F(x) integral converge, f(x) uniformly continuous ,prove that f(x) limit = 0

1. Dec 14, 2009

ThankYou

1. The problem statement, all variables and given/known data
$$\int_{a}^\infty\ f(x) dx$$ <--- converge
f(x) uniformly continuous in [a,$$\infty$$]
prove that $$lim_{x\rightarrow \infty} f(x) = 0$$

2. Relevant equations

3. The attempt at a solution

I know that if f(X) has a limit in $$\infty$$ it has to be 0
I think that the solution has to be conected to the fact that if f(x) uniformly continuous ,there is a M that |f'(x)|<M,
I think I can prove that if f(x) does not have limit it's Derivative has to change infinite times form + to - , so f(x) has to go up and down infinite times..
and when it go up there is a limit to how low her max can be,
I think I have to put it all together with Cauchy test
But I cant seem to do it.
Thank you

2. Dec 14, 2009

Dick

Try a proof by contradiction.
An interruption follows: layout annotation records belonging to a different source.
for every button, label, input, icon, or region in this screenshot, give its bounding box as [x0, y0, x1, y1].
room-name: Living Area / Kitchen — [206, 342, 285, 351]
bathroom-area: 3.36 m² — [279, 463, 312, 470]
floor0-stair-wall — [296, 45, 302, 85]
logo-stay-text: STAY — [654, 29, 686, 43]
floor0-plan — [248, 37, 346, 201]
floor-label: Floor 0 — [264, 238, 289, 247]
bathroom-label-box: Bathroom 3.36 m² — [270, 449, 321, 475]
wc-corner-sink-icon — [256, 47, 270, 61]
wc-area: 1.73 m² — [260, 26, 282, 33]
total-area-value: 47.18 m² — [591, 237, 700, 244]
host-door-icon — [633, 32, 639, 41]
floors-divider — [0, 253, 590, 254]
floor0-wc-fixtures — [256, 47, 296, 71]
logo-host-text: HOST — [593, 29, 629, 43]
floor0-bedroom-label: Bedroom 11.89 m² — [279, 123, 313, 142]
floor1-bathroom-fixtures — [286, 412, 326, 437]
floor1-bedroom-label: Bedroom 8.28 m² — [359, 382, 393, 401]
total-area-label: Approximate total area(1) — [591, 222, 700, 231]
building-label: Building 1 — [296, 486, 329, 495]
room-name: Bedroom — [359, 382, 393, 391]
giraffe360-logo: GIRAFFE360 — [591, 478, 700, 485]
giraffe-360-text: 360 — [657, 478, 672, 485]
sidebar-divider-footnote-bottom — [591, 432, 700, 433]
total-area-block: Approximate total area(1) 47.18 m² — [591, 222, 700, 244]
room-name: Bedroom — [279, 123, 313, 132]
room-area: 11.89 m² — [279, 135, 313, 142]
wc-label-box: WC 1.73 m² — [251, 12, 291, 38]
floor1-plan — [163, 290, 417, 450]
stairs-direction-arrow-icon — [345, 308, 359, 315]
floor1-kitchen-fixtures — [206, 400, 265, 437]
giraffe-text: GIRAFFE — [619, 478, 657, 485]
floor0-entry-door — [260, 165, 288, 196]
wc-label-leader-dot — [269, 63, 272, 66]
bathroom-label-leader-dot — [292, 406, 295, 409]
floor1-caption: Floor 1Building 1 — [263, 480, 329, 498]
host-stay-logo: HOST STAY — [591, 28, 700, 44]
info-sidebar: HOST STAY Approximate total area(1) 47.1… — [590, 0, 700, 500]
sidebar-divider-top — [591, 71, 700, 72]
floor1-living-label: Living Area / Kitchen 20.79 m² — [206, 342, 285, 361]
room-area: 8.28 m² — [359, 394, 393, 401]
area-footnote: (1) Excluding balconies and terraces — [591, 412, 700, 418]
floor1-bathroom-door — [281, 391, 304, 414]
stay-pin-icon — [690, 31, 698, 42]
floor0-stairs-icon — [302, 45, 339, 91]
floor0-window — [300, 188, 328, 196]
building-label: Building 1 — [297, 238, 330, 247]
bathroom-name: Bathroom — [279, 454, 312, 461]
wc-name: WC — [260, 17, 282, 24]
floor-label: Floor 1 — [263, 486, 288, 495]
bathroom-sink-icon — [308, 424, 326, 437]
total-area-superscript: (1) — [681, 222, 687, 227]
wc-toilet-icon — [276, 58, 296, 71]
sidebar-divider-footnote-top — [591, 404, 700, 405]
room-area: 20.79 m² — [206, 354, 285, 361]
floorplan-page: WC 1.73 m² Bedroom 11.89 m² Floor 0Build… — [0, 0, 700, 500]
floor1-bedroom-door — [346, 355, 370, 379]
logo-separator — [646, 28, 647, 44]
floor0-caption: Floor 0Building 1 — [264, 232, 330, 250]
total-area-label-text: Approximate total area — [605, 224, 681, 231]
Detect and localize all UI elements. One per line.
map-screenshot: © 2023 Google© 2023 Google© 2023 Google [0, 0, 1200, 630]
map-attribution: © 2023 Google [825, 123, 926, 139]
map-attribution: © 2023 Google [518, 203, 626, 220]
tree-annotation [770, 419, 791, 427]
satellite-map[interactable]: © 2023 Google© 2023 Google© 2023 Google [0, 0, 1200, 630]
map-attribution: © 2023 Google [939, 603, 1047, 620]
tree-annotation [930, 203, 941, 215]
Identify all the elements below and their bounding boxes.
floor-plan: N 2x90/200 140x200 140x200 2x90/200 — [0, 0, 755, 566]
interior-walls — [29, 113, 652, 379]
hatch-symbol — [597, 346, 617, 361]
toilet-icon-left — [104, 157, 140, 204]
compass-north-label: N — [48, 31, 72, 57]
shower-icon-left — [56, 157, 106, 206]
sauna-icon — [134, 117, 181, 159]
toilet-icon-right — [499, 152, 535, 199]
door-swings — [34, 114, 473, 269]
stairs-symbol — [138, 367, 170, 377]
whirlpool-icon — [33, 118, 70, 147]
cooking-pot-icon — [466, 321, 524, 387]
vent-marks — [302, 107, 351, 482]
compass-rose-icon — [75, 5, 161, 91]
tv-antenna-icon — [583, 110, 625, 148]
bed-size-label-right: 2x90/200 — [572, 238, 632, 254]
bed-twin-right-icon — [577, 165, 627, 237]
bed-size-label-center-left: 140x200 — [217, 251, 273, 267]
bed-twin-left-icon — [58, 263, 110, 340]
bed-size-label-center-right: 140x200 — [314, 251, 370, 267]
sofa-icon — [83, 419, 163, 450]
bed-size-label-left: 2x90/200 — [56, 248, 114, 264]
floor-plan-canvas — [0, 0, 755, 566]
If f(x) does NOT converge to zero, then there is an epsilon>0 such that for all N>0 there is an x>N such that |f(x)|>epsilon. Do you agree with that statement? If you draw a picture, then that means that the graph of f(x) must have an infinite number of points where |f(x)|>epsilon stretching off to infinity. If f(x) is also uniformly continuous, then there is a corresponding delta such that |f(x)-f(y)|<epsilon/2 for |x-y|<delta. That means all of those x's in your picture correspond to a bump in the graph of f(x) with area greater than delta*epsilon/2. Can you show this contradicts the convergence of the integral?

3. Dec 15, 2009

ThankYou

Thank you very much